/Lcalc

A lambda calculus interpreter in python.

Primary LanguagePythonMIT LicenseMIT

A lambda calculus interpreter

GitHub

λcalc is a untyped lambda calculus interpreter written in pure Python.

Features

  • Haskell ('\') or utf8 lambda ('λ') notation
  • Leftmost-outermost Beta and/or Eta reduction
  • Automatic support for recursively defined terms by using fixed point combinators (extremely slow)
  • Built in support for Church numerals, tuples and lists encoding
  • Show/hide reduction steps with statistics (number of reductions and evaluation time)
  • Export a term and it's intermediate sub terms during evaluation to latex as a tree with the "forest" package

Free variables in terms have to be defined first to use them. Furthermore, they are captured by value.

Requirements

Python 3, tested on python 3.8 .

Launching

Interactive mode

python lcalc.py

type help; to show the list of commands and the basic syntax.

Execute script

python lcalc.py "path_to_script.lc"

Libraries

To import a library just run/write:

import "path_to_script.lc";

Default libraries:

  • combinators.lc : some fixed point combinators
  • booleans.lc : definition of true/false and conditional structures
  • numbers.lc : some functions for natural numbers (add, sub, pred, ...)
  • tuples.lc : some functions for tuples
  • lists.lc : some functions for lists

⚠️ Known issues

Crashs

Due to the way Python implements its recursive function call stack, big terms (trees with a large depth) will provoke the Python process to panic (Ex: printing a number larger than 10000), resulting in a segmentation fault. The only solution, for now, is to use a stackless Python interpreter (Ex: Stackless Python).

Speed

This is a naive lamda calculus interpreter: the parser generates the AST then evals it by beta/eta reducing its tree representation. It mimics how you would do it with a pen and paper, and to be honest, it's quite slow! Furthermore, Python isn't famous for its speed...

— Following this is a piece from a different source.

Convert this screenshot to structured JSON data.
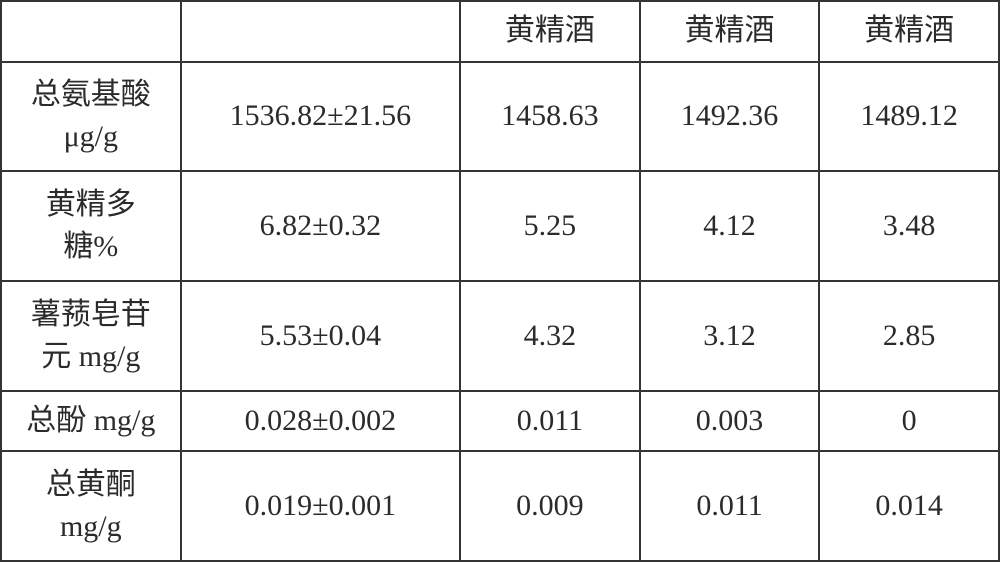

However, it is written in pure Python and only use a few modules from the standard Python library. Wich means it works really well with the GraalPy interpreter (a Python 3 implementation backed by the GraalVM JVM, an optimized JVM). There is approximately a 10x speed improvement using GraalPy to run Lcalc.

For example, on a Ryzen 7 3700X, print fact 5; (recursion using Turing's fixed point combinator) took ~1h 20min with CPython versus ~7min 30s with GraalPy.